Se poi consideriamo il passato burrascoso della dirigente indigena, originaria della provincia di Orellana, la storia assume un carattere ancora più simbolico. Guadalupe Llori fu infatti una delle leader indigene che entrarono in rotta di collisione con il correismo: accusata di terrorismo e sabotaggio dal governo di Rafael Correa (organizzò lo sciopero anti-petrolifero della parrocchia di Dayuma), fu arrestata nel dicembre 2007. Fu liberata il 23 settembre del 2008, ritornando già l’anno successivo alla vita politica attiva ed essendo nuovamente eletta come prefetta della provincia di Orellana (sia nel 2009 che nel 2014). Una donna dal passato militante e controverso, secondo alcuni una sovversiva, secondo altri un’eroina. Quel che è certo è che anche il suo nome oggi fa parte della storia dal volto di donna indigena della regione latinoamericana.

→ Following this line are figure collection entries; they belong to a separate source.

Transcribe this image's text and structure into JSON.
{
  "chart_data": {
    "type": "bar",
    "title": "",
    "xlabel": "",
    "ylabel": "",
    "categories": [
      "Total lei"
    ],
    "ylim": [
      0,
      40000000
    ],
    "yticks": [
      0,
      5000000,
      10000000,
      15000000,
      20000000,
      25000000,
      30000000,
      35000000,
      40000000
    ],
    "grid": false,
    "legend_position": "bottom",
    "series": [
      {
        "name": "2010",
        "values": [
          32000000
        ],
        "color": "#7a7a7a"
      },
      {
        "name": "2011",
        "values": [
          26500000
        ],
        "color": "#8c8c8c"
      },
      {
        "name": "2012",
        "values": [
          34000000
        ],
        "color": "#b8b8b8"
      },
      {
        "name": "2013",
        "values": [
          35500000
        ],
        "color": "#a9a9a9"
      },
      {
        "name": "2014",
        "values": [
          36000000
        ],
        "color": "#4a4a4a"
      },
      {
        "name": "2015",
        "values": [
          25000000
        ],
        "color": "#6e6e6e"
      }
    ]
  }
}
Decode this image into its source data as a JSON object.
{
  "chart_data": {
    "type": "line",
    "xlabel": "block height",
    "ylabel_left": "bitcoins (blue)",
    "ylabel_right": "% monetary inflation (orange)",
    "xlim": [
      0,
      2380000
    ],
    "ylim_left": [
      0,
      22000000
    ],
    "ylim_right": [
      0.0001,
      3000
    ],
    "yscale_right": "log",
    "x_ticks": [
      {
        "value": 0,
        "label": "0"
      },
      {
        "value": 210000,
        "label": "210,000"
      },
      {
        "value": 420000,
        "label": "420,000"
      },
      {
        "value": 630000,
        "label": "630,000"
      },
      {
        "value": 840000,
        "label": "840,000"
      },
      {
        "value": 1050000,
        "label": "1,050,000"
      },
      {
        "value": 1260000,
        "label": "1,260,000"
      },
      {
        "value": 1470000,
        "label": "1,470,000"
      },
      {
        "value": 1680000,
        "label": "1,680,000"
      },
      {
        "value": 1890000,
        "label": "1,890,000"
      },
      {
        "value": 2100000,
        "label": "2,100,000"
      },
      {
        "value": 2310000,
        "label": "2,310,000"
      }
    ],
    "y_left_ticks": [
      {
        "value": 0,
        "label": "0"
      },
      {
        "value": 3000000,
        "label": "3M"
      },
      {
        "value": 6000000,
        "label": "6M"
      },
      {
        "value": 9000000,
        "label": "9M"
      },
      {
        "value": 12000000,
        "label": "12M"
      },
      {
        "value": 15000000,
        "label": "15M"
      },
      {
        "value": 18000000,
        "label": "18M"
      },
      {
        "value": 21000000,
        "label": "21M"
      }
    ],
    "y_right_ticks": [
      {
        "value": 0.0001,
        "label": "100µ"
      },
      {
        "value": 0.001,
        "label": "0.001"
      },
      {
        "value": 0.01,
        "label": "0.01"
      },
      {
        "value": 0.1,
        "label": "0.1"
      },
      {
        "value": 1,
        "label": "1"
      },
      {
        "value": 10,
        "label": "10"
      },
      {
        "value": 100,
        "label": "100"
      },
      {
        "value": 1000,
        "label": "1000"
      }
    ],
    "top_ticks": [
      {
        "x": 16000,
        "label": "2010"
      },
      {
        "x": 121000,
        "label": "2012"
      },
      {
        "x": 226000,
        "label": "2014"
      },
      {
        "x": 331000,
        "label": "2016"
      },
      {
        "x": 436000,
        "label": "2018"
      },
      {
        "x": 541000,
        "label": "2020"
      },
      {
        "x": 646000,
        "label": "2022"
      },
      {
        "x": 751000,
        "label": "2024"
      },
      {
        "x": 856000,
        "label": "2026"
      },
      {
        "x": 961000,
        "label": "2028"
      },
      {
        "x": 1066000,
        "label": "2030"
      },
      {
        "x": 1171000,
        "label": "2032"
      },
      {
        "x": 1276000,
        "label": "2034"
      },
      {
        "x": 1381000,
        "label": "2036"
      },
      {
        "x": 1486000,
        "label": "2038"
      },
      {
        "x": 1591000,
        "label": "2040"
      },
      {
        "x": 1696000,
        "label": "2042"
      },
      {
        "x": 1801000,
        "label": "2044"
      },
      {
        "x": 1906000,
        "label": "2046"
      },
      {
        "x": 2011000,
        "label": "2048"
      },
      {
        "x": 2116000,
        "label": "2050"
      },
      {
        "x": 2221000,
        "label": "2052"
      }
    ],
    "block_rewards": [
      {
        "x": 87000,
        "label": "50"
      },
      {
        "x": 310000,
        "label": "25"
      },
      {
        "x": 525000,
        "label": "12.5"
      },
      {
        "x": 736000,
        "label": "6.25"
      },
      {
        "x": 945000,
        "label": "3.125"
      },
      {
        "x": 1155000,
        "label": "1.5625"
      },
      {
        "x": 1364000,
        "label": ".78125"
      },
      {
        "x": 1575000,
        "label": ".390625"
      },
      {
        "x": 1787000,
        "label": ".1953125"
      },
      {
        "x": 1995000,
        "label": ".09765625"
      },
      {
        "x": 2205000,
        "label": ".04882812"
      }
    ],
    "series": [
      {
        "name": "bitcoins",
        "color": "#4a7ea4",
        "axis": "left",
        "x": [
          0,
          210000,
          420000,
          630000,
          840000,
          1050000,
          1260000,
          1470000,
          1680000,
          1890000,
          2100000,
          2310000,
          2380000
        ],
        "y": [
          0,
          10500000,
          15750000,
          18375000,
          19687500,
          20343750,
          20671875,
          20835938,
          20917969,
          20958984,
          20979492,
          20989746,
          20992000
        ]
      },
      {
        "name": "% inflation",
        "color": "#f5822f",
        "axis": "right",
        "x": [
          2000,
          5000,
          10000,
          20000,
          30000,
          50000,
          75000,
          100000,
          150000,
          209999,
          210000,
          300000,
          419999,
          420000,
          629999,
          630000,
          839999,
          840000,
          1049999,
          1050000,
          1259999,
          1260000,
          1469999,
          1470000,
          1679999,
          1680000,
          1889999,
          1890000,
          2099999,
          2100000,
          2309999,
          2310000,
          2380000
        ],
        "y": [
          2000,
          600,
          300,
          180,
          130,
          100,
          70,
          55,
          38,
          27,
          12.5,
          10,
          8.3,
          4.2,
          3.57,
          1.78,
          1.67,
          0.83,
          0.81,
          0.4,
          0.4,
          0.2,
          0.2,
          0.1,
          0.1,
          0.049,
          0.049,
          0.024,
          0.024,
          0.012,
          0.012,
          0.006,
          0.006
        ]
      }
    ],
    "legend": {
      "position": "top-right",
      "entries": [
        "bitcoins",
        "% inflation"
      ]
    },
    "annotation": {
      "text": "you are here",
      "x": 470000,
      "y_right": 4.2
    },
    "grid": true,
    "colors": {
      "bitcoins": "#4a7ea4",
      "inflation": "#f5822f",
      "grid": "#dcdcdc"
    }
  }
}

In Brasile poi, dove i popoli indigeni stanno subendo una guerra senza quartiere dall’amministrazione del presidente Jair Bolsonaro, come non ricordare Joênia Wapichana e Sônia Guajajara: rispettivamente, la prima donna indigena eletta nella camera dei deputati nel 2018 (rappresentante lo Stato di Roraima) e la leader del Articulação dos Povos Indígenas do Brasil (APIB).

Uscendo dalla politica ma rimanendo nell’attivismo spicca il nome della peruviana Liz Chicaje, della comunità indigena bora, premiata il 15 giugno scorso con il Goldman Prize (conosciuto anche come il premio Nobel ambientale) per la sua difesa dell’Amazzonia. Un premio che anche nel 2020 in America Latina aveva avuto due volti e due storie indigene di insorgenza femminile: Leydy Pech in Messico e Nemonte Nemquino in Ecuador.

Non siamo dunque di fronte a casi sporadici di donne indigene brillanti e carismatiche che arrivano per qualche caso del destino a calcare palcoscenici internazionali: siamo di fronte ad un vero e proprio risveglio regionale delle identità indigene femminili. Lo definisce in modo profondo e meraviglioso un’altra grande weichafe (guerriera) della nazione Mapuche, Moira Millán. Lei che dalla Patagonia argentina ha guidato la marcia contro il terricidio, arrivata a Buenos Aires nel maggio scorso, parla di un femminismo cosmogonico, descrivendo così questo nuova forza che sta scuotendo la regione (e non solo): “La forza tellurica spirituale della Terra sta svegliando le donne e le donne combatteranno per difendere la Terra, vera fonte della loro reale identità. Noi non stiamo disputando il potere a questo sistema colonialista, patriarcale e capitalista. Stiamo lottando per ristabilire l’armonia”.